Авдотья Алексеевна обернулась к князю и спросила, разводя руками:
— Понимаешь ты тут что-нибудь?
— Да с чего же это он вдруг спасаться вздумал? — произнес с улыбкой князь.
— Со скуки-с, — в нерешительности переминаясь с ноги на ногу, ответил карлик.
Графиня вспылила.
— Дурак! Наладил: скука да скука! С чего скука?
— С печали от приключения-с.
— Нет, он меня уморит от нетерпения! С какого приключения! Родителя, что ли, он своего похоронил!
— Никак нет-с, про их старого барина не слыхать, чтобы померли. Письмо от них недавно получено.
— Так что же с ним случилось? Не сумел, верно, разузнать? Так бы и сказал! Другого, поумнее тебя, пошлю.
— Воля ваша, сударыня, а только другому то же скажут, что и мне, обиженным тоном возразил карлик. Кабы вы дозволили мне досказать…
— Фу ты, несносный какой! Досказывай, чего мямлишь!
— Господина Максимова силком женили, вот они и заскучали.
От изумления Авдотья Алексеевна сначала высоко приподняла брови, а потом громко расхохоталась.
— Силой женили? Слышишь, князенька?
Заявление карлика удивило и князя.
— Кто же женил Максимова силой? — начал он в свою очередь допрашивать маленького человека.
— Военный губернатор, ваше сиятельство, по повелению государя императора, — торжественно сообщил карлик.
— Час от часу не легче! — воскликнула графиня. — Уморишь ты меня, Фомка, со смеху! Над тобой подшутили, а ты и поверил! Я тебя умнее считала.
Тут уж и карлик рассердился.
— Никто надо мной не подшучивал, сударыня, напрасно изволите так говорить. А что господина Максимова силой женили, и что они с этого самого заскучали и совестно им на глаза казаться людям, и что они даже из одного отделения в другое у начальства попросились, по той причине, что товарищи изводили его издевками, это — сущая правда-с.
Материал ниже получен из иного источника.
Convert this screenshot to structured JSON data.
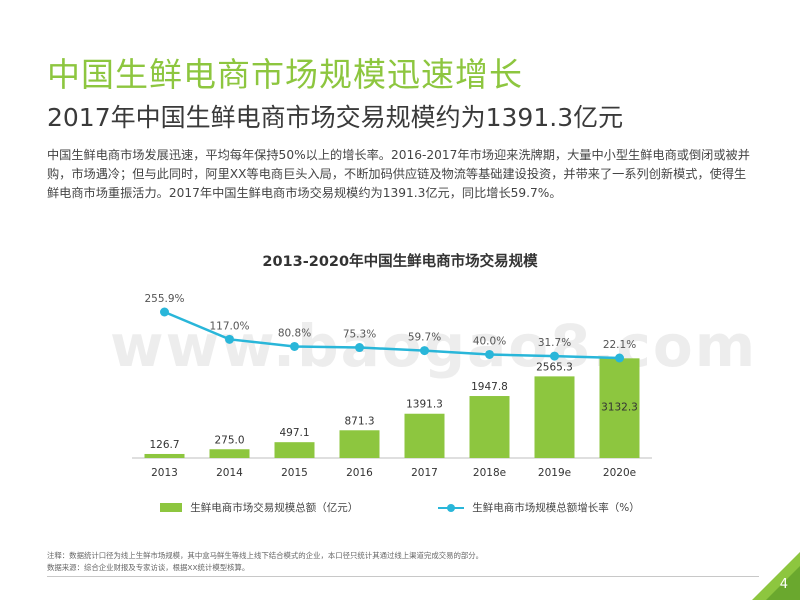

— На ком же его женили? — спросил князь.
— На дочери портного мастера Клокенберга, ваше сиятельство.
— Как ты сказал? — спросил князь с такой живостью, что Авдотья Алексеевна перестала смеяться.
Карлик повторил свое заявление.
— Странно! И когда это случилось?
— Десятого июля, ваше сиятельство.
— И ты этому веришь? Ты не видишь, что над ним подшутили? — спросила Авдотья Алексеевна, обращаясь к племяннику.
— Все это очень странно, ma tante, но я должен сказать вам, что в этот самый день или накануне, во всяком случае, около десятого июля, я с Максимовым виделся и он мне говорил про этого немца Клокенберга и про его дочь.
— Что ж он говорил?
Князь передал свой разговор с Максимовым.
— И ты его с тех пор не видел?
— Да, с тех пор.
— И у меня он с тех пор не был. Ну, знаешь, ты мне непременно должен разузнать, что с ним случилось; я покоя не буду иметь, пока всего до крошечки не узнаю.
— Меня это тоже интересует, ma tante… надо будет спросить у графа Петра Алексеевича.
— А ты когда увидишь его?
— Постараюсь на днях.
— И сейчас же приезжай ко мне, как только узнаешь что-нибудь. Напрасно только я Аксинью не послала вместо этого дурака Фомки, она несравненно толковее исполнила бы мое поручение, — продолжала она по-французски, хотя карлика уж давно в комнате не было.
На этот раз князь недолго заставил ждать свою почтенную родственницу; на другой же день явился он к ней с известием, что Фомка сказал правду: Максимова по приказу государя обвенчали против воли.